This week was full, as always, with a number of lectures, field trips, and transitions. Thursday afternoon we visited Cambodia’s National Museum, which houses artifacts from the last 15 centuries of Cambodian history. Many of the museum’s holdings pre-date the Angkor period, going back to the 6th century or earlier, back when Cambodia’s religion was Brahmanism. The museum, located adjacent to the royal palace, also has a beautiful garden in the center, and students enjoyed feeding the fish there, observing a group of young Buddhist monks exploring the museum, and relaxing by the ponds. The museum is also located directly across the street from King Sihanouk’s funeral pyre.
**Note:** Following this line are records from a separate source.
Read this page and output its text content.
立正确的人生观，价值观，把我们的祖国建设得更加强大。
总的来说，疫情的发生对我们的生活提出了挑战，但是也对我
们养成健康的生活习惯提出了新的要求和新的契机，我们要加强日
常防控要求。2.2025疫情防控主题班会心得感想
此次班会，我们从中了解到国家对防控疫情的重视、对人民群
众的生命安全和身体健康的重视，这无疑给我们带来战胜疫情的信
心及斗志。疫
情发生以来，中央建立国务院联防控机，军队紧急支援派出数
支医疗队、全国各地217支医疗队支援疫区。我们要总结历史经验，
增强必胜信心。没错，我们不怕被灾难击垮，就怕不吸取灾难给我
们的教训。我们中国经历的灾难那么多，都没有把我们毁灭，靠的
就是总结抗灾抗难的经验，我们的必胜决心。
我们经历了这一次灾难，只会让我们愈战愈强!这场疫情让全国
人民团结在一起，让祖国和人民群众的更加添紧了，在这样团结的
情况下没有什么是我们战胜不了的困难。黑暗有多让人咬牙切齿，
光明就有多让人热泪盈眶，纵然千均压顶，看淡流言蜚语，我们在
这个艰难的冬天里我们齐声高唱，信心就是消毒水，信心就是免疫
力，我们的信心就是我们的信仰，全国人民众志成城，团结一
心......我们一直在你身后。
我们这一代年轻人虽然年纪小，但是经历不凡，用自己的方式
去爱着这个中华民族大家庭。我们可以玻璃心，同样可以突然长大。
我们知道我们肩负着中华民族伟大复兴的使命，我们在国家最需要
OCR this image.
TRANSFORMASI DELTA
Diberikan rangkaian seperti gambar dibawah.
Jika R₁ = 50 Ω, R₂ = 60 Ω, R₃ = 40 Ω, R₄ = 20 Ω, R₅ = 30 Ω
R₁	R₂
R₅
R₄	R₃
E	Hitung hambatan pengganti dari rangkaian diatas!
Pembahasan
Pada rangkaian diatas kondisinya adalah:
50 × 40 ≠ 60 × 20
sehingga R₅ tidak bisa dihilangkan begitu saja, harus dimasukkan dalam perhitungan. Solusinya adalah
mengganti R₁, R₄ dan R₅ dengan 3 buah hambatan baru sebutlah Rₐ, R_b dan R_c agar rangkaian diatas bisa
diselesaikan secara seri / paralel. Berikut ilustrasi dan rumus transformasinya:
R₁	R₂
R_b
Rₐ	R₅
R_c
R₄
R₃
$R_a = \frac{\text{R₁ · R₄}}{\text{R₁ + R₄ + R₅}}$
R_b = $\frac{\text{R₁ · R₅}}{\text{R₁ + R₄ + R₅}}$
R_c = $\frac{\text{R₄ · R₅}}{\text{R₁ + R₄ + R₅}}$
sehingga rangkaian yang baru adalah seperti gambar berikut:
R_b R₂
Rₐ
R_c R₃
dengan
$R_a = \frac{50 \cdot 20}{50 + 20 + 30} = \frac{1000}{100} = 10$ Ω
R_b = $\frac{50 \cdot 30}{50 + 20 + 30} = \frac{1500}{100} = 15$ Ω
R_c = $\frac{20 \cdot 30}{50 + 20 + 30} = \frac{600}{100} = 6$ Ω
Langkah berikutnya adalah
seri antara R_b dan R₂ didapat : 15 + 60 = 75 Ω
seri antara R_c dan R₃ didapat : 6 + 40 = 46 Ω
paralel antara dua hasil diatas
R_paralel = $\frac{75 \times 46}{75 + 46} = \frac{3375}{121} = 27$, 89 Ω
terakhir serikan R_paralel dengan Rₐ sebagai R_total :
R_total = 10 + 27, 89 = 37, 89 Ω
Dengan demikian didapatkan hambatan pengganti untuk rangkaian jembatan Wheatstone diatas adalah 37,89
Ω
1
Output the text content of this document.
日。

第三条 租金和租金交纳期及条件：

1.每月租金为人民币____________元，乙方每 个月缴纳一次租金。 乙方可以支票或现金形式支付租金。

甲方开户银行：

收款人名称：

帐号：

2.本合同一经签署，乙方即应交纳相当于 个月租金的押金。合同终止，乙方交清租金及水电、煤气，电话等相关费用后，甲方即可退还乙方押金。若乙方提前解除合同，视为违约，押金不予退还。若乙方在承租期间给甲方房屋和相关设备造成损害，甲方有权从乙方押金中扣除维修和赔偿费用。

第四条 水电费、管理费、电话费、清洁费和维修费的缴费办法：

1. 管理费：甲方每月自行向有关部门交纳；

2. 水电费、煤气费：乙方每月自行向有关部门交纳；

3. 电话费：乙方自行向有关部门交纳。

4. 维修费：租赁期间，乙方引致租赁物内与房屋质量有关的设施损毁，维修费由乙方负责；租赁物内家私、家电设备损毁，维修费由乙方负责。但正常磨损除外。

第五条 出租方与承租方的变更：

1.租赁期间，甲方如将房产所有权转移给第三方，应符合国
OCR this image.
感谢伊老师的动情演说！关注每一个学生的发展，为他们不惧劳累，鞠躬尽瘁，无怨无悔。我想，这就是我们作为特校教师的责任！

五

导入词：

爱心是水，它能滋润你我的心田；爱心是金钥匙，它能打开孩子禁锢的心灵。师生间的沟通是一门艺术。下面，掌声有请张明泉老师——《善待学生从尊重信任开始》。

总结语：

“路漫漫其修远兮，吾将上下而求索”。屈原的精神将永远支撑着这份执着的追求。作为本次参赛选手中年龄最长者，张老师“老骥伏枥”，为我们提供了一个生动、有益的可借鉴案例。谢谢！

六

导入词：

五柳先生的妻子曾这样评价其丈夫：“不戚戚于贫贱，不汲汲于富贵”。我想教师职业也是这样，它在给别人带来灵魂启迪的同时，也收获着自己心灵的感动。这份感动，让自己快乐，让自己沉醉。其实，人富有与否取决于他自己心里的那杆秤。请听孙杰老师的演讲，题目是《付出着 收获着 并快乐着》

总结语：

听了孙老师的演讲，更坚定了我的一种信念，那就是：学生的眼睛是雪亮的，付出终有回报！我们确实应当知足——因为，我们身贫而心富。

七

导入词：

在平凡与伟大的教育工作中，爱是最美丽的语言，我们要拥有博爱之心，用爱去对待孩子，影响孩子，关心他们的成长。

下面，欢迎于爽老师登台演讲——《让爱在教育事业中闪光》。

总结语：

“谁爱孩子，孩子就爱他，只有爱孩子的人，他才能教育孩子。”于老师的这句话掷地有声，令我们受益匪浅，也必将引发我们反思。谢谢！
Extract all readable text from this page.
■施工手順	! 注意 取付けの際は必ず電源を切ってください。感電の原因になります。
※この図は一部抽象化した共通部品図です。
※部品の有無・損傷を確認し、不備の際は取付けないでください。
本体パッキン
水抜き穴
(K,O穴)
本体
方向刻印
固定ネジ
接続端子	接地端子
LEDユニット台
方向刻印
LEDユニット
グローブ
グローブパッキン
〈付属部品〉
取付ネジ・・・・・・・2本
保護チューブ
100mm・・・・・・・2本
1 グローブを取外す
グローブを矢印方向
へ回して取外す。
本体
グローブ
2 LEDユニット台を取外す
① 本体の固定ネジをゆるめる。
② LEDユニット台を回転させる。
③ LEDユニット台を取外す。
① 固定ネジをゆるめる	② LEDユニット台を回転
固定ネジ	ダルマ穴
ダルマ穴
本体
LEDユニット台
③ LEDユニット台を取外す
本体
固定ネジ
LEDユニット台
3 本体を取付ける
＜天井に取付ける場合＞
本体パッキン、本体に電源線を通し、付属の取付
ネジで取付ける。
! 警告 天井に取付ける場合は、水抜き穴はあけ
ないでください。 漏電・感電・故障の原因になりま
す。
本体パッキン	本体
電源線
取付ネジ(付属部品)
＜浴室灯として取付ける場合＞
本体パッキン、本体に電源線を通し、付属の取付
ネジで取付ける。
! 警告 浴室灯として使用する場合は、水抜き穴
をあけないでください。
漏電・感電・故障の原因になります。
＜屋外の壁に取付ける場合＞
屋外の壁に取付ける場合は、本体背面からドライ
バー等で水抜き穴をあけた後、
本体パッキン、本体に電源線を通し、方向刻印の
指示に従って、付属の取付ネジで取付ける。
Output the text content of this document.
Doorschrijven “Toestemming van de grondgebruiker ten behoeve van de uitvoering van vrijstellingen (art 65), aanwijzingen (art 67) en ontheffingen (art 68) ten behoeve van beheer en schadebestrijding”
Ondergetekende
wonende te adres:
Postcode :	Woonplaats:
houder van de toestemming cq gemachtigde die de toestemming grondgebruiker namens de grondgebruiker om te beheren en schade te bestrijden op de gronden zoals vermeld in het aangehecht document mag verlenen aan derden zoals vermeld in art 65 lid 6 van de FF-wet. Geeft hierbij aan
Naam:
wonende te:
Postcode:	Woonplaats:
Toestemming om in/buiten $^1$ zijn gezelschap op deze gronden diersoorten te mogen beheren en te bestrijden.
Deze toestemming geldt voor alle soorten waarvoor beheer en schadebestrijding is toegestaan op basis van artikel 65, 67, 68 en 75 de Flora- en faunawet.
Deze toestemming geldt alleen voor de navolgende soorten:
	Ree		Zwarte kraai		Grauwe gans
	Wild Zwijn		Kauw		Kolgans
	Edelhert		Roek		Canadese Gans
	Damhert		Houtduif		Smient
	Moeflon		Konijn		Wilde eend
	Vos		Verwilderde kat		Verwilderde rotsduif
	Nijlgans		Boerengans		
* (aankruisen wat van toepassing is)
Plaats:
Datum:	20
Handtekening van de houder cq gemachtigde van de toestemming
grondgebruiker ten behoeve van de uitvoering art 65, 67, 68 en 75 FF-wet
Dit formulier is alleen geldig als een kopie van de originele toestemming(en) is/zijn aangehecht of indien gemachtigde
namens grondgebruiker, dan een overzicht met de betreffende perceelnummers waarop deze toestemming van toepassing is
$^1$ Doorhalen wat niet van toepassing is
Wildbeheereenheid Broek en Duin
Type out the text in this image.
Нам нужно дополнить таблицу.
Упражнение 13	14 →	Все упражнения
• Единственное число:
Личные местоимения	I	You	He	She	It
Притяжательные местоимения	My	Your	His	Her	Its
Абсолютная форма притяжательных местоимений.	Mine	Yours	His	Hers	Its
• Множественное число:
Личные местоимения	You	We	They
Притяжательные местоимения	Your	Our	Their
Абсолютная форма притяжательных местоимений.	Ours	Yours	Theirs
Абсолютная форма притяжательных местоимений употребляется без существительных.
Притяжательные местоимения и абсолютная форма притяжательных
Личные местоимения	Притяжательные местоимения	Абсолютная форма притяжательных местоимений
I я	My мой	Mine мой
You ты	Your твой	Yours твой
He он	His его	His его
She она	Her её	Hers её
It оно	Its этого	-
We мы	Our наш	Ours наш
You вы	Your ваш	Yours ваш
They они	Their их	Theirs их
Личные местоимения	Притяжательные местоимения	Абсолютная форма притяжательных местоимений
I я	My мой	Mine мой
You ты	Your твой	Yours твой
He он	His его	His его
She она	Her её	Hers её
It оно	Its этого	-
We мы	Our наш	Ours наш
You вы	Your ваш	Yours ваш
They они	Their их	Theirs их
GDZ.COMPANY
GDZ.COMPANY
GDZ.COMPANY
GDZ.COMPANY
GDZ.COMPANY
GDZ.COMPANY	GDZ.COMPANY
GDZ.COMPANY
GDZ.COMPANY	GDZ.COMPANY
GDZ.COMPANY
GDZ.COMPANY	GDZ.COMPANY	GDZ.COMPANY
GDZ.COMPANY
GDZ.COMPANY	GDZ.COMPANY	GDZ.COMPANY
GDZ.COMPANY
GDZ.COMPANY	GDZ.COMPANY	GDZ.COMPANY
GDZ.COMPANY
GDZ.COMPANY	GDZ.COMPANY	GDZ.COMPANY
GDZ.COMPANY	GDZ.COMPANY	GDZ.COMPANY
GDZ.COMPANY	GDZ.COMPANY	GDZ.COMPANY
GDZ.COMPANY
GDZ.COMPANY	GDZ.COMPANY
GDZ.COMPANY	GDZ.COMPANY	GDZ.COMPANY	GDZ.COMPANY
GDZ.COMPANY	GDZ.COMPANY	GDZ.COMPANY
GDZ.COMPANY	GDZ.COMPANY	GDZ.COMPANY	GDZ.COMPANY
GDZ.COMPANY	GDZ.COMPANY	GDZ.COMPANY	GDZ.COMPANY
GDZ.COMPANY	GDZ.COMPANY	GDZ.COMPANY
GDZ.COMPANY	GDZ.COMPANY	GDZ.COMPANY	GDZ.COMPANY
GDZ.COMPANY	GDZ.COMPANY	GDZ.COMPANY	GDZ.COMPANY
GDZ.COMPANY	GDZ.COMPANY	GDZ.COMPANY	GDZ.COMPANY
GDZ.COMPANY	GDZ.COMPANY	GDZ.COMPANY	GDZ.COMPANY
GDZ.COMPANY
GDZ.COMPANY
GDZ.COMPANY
Sihanouk, who declared Cambodia’s independence from the French Protectorate in 1953, has been in and out of power since that time, and was the most revered figure in 20th-century Cambodian history. The king died in October, and his cremation is scheduled for the first week of February, so a block-large pyre and viewing area are being constructed, with workers laboring 24 hours a day.
On Thursday afternoon we also purchased bikes from a shop owned by local assistant Sen Marya’s brother-in-law’s family. Students all received brand-new bikes, some with gears and some without, along with bike locks, baskets, and lights. Students are loving riding around the city on their bikes, navigating traffic and exploring on their own. It’s always been Keith’s preferred method for exploring the city, too. Students had about a week to learn to know the complex but free-flowing traffic patterns, and all seemed ready to venture out on their own. For most trips, they’ll use their bicycles instead of tuk-tuks and motos.
Friday afternoon SSTers had lunch with 10 Royal University of Phnom Penh students — all first-year English students. Since we share the campus with these Cambodian students, many of them from out in the provinces, we wanted students to have the opportunity to interact. We paired off and walked together to the Pizza Company, and then had pizza, including several with seafood, before heading off to the afternoon’s lectures.
Friday afternoon included two lectures, one by Lam Socheat of Building Capacity for Change, about Seeking Good Governance in Cambodia. Socheat spoke about the many grassroots efforts his organization is planning to help those in the provinces understand democratic concepts. The Cambodian-run Non-Governmental Organization also works with members of the Cambodian parliament to work with concepts of representation and giving a voice to the people.
Following Socheat’s lecture, we heard from Father Francois Ponchaud for the second time, this time about Buddhism in Cambodia. Father Ponchaud, a Catholic priest, has deep sympathies for Buddhism and has written a book on similarities between Buddhism and Christianity. He walked us through some of Buddhism’s key concepts, the history of Buddhism in Cambodia, and the reality of Cambodia’s Brahman (Hindu) and animist past. Cambodian religion continues to be a blending of Brahmanism, Buddhism, and animism (seeing spirits in almost all living beings), said Father Ponchaud, even though the country is technically 96 percent Buddhist. Tomorrow (Monday) we’ll do another Buddhist lecture, essentially practicing Buddhist meditation at one of the many wats that dot Phnom Penh.